Mas foram os homens que mais sentiram os resultados daquele dia. A partir daquela data o prazer e a dor começaram a andar juntos. E nenhum deles vem sem ser acompanhado pelo outro. E isso se reflete em absolutamente tudo no universo. Não seria verdade? Exemplos se multiplicam aos milhares. Quão dolorida é a castração de prazeres que se desconhece? E o contrário também. Quanto prazer sentiria um prisioneiro quando as correntes que o seguram fossem libertadas? Ou quanta dor sentiria um homem que perdesse a pessoa amada? Pois sim. Faz um sentido masoquista. Não é difícil perceber que aquela condenação foi passada ao resto da humanidade, pela eternidade.

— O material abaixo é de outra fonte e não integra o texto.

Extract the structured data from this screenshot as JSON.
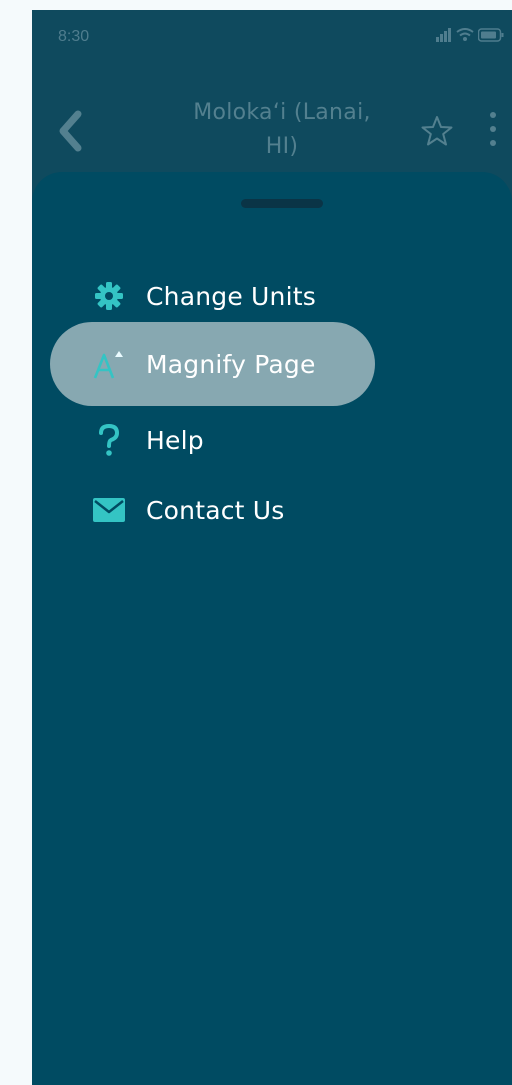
{
  "status_bar": {
    "time": "8:30"
  },
  "header": {
    "title": "Moloka‘i (Lanai,\nHI)"
  },
  "menu": {
    "items": [
      {
        "label": "Change Units",
        "icon": "gear-icon"
      },
      {
        "label": "Magnify Page",
        "icon": "text-size-icon",
        "highlighted": true
      },
      {
        "label": "Help",
        "icon": "question-icon"
      },
      {
        "label": "Contact Us",
        "icon": "envelope-icon"
      }
    ]
  },
  "colors": {
    "sheet_background": "#004b62",
    "highlight": "#87a8b1",
    "icon_accent": "#34c4c4"
  }
}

Estranho, estranhíssimo talvez, para a mente dos ignorantes, que ambas sejam antagônicas e ao mesmo tempo formem uma dupla harmoniosa. Pois, se não podem ser encontradas juntas, ao se ser objeto de uma das duas, deve-se esperar a outra. E esta é uma forma de harmonia. Nem que seja imposta.

Mas agora me deixem. Deixem-me um pouco. Já paguei a minha divida de dois mil anos. Oras Sócrates. Porque, de todas as pessoas fostes lembrar-se de mim antes de morrer. Confesso ter mudado o estilo de meus textos. Mas dois mil anos escrevendo de forma parecida são tediosos. E já faz isso e mais alguns séculos. Acusaste-me de falta de criatividade, de insensibilidade. Pois sim, meu amigo. Ficamos muito íntimos a cá. E não poderia deixar de cumprir o que pedistes. Uma questão de orgulho, oras. Os mortais desconfiam de mim. Desconfiam de minha criação ao não contar tão interessante fabula. Pois bem. Eu, Esopo, cumpro e cumpro de bom grado. Penso ser essa a primeira coisa útil que faço a mil anos, pelo menos. Afinal, de fabulista passei a um escriba burocrático. Concordo plenamente com Sócrates. A morte guarda sortes muito estranhas. Porém, me sinto confiante em dizer que ela guarda, também, os melhores amigos que se poderia ter. É o prazer e a dor juntos. Enjaulados na alma. Para faze-la crescer.

Referências:

Diálogos (Platão): Fédon ou da alma. Escrito como se fosse Sócrates. Referencia à 3ª ou 4ª pagina (dependendo da edição).

Sócrates: “- Creio que se Esopo tivesse pensado nisso*, com certeza teria criado uma fabula**.”

* questão da dor e do prazer

** para reconciliar os inimigos, Zeus os amarrou pelas cabeças

Esopo: fabulista grego (séculos VII – VI a.C.), origem escreava e depois alforriado. A reunião atual de suas fabulas (Fábulas de Esopo) é creditada ao monge Planúdio (século XIV).

Tomei algumas liberdades em relação ao tema. Afinal, acredito que Esopo não escreveria exatamente o que Sócrates (Platão?) desejava, nem da maneira como ele imaginava a questão da dor e do prazer. Tão pouco o que eu desejo. Empresto o seu nome para minha versão dos acontecimentos. Espero que ele, lá do outro lado, não se importe.